One of the animals later had to be put down because of its injuries.
The mother, who stayed with the horses until help arrived, was critical of the lack of resources which left the animals having to wait for so long.
One man said he had witnessed two young men in the area with what he believed were a pack of hunting dogs.
The greyhound: dumped by the roadside with his ears cut off
A greyhound had its ears cut off before being dumped at Ballycraigy Road in Newtownabbey.
The 18-month-old animal was thought to be a former racing dog which had been written off and mutilated to prevent his owners being traced by the identifying tattoos on his ears after he was abandoned.
'Norman' has since been adopted by George Anderson, chairman of the management committee of the Mid Antrim Animal Sanctuary, which cared for him as he recovered.
He described him as the "most beautiful, docile dog that you'll ever see in your life".
It's thought Norman's ears were cut off with a knife to prevent him from being traced back to his owner.

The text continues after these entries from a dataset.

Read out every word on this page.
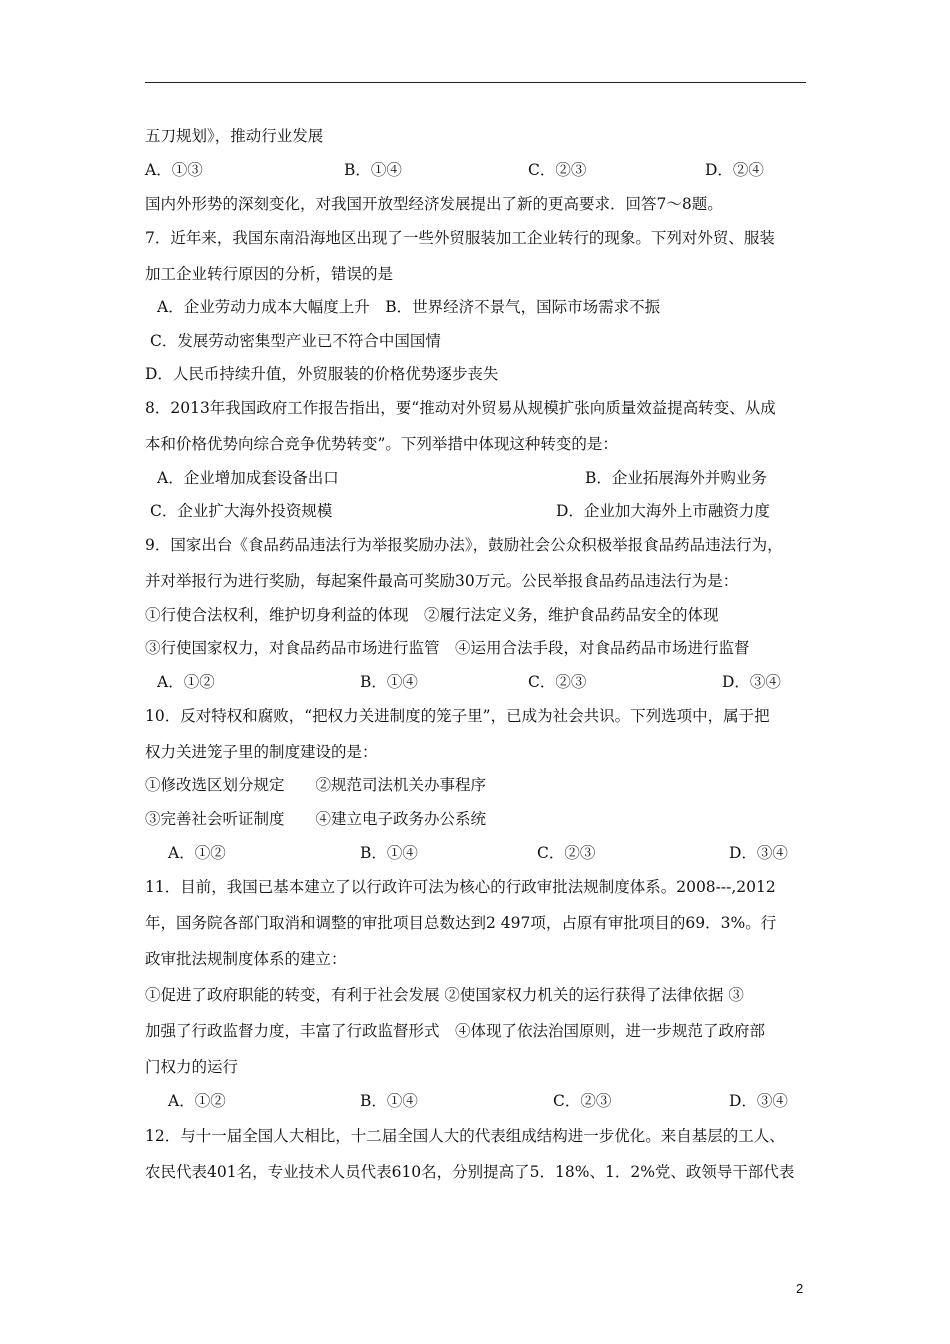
五刀规划》，推动行业发展
A．①③	B．①④	C．②③	D．②④
国内外形势的深刻变化，对我国开放型经济发展提出了新的更高要求．回答7～8题。
7．近年来，我国东南沿海地区出现了一些外贸服装加工企业转行的现象。下列对外贸、服装
加工企业转行原因的分析，错误的是
A．企业劳动力成本大幅度上升　B．世界经济不景气，国际市场需求不振
C．发展劳动密集型产业已不符合中国国情
D．人民币持续升值，外贸服装的价格优势逐步丧失
8．2013年我国政府工作报告指出，要“推动对外贸易从规模扩张向质量效益提高转变、从成
本和价格优势向综合竞争优势转变”。下列举措中体现这种转变的是：
A．企业增加成套设备出口	B．企业拓展海外并购业务
C．企业扩大海外投资规模	D．企业加大海外上市融资力度
9．国家出台《食品药品违法行为举报奖励办法》，鼓励社会公众积极举报食品药品违法行为，
并对举报行为进行奖励，每起案件最高可奖励30万元。公民举报食品药品违法行为是：
①行使合法权利，维护切身利益的体现　②履行法定义务，维护食品药品安全的体现
③行使国家权力，对食品药品市场进行监管　④运用合法手段，对食品药品市场进行监督
A．①②	B．①④	C．②③	D．③④
10．反对特权和腐败，“把权力关进制度的笼子里”，已成为社会共识。下列选项中，属于把
权力关进笼子里的制度建设的是：
①修改选区划分规定　　②规范司法机关办事程序
③完善社会听证制度　　④建立电子政务办公系统
A．①②	B．①④	C．②③	D．③④
11．目前，我国已基本建立了以行政许可法为核心的行政审批法规制度体系。2008---,2012
年，国务院各部门取消和调整的审批项目总数达到2 497项，占原有审批项目的69．3%。行
政审批法规制度体系的建立：
①促进了政府职能的转变，有利于社会发展 ②使国家权力机关的运行获得了法律依据 ③
加强了行政监督力度，丰富了行政监督形式　④体现了依法治国原则，进一步规范了政府部
门权力的运行
A．①②	B．①④	C．②③	D．③④
12．与十一届全国人大相比，十二届全国人大的代表组成结构进一步优化。来自基层的工人、
农民代表401名，专业技术人员代表610名，分别提高了5．18%、1．2%党、政领导干部代表
2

Mr Anderson said such mutilation is common practice.
The shih-tzu: caked in her own filth and nursing a broken leg
Rescuers who recovered nine dogs from a squalid Belfast terrace thought Lola the shih-tzu dog was dead when they found her caked in filth, confined to a small cat carrier and suffering from a badly broken leg that had gone untreated for weeks.
The floor of the house was six inches deep in animal waste and another dog found at the scene was so far gone she had to be put down.
Gilbert McKnight at Cedar Grove Veterinary Surgery, who treated the dogs, said it was one of the worst animal abuse cases he had ever seen.
Lola's broken leg couldn't be saved and had to be amputated.
Another dog, Sally, had a rancid mouth, her tongue was hanging out and swollen, her eyes were badly infected and she was crawling with fleas and lice.
She had to be put down because dementia had set in and she was walking in circles.